I think it’s pretty clear that assessing the correlation coefficients directly proves that there is zero positive relationship between these two assets.
Federal Reserve holds the key
In truth, I believe this actually says more about gold than Bitcoin. Gold is in a funny place at the moment, trading more off expectations of inflation and interest rate movements rather than current conditions. The correlation between gold and the stock market is therefore higher than what we have typically seen in the past. This is why we are seeing gold often advance when soft CPI numbers are announced, or when dovish Fed comments surface regarding interest rate policy.
If we step back and look at the big picture, it really is not complicated. Bitcoin has gone from $68,00 in November 2021, when money was cheap and risk assets were trading at outrageous valuations, to $15,500 last November, seven months into the swiftest hiking cycle in recent memory and the worst inflation crisis in 50 years. Then, it doubled to $30,000 as inflation numbers fell away and expectations around the length of the hiking cycle softened.
Along with all the fakeouts and reverberation in between, that is a hell of a lot of movement and clearly trading like an extreme-risk asset. Meanwhile, gold has been far less volatile, relatively range-bound between $1,600 and $2,000 for three years now.
Again, while Bitcoin may one day seize the crown of an uncorrelated asset, or a portfolio hedge to inflation, that is clearly not the case today. The below chart is the simplest method of all to show this, plotting Bitcoin’s hand-in-hand relationship with the tech-heavy Nasdaq composite since the economy transitioned to this risk-off, tight monetary policy period.

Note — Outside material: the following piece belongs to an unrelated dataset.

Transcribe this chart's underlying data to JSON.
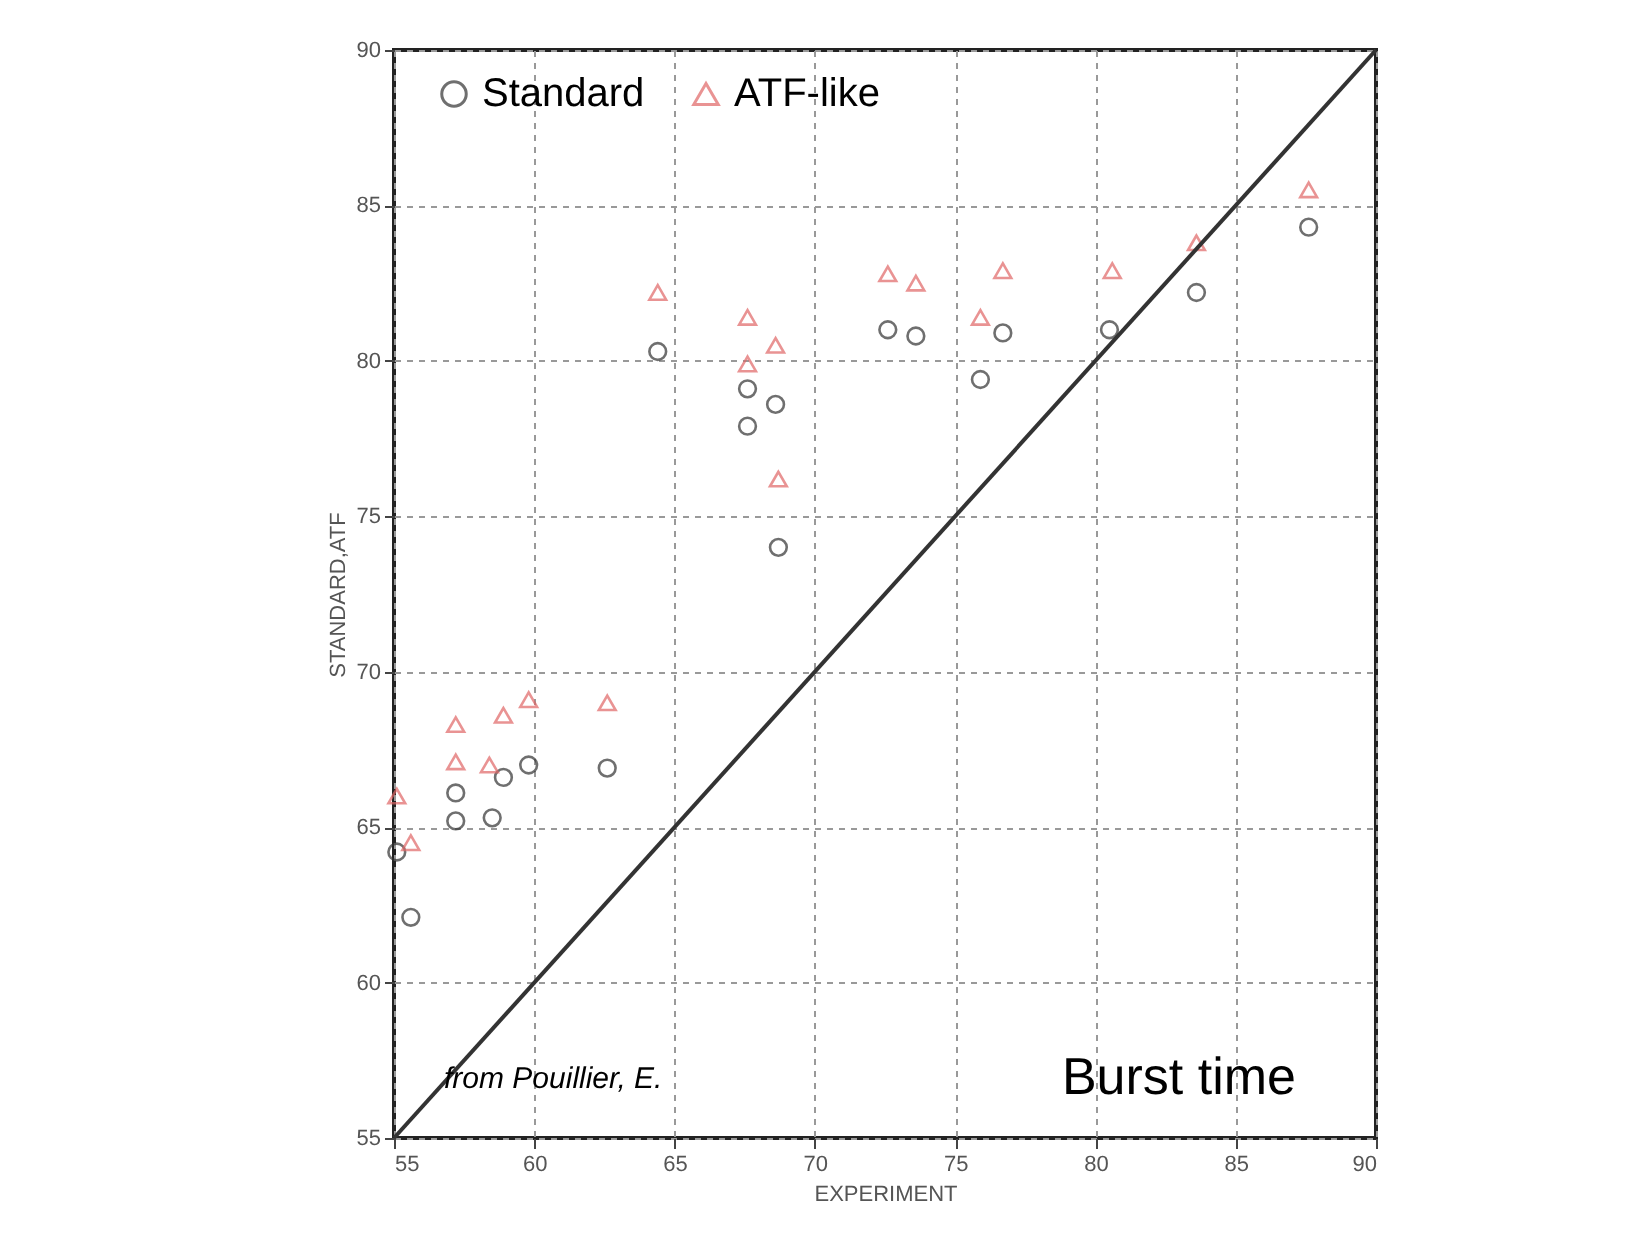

A few months ago, Bitcoin rose during the banking crisis, sparking some to declare it as decoupling from risk assets and the fiat world. As I wrote back then, this is nothing more than wishful thinking. Rather, it moved off expectations that the Fed would not be able to hike as aggressively in future if banks were going under due to the strain of these higher rates (indeed, soon after, the correlation rose back up).
The latest dip in correlation with gold, falling back down from the ultra-high 0.86ish value it has been for six weeks or so, is similar. There is nothing ambiguous about the situation at the moment – Bitcoin is trading like a risk-on asset. It may one day claim that coveted title of digital gold, but right now it is nowhere near.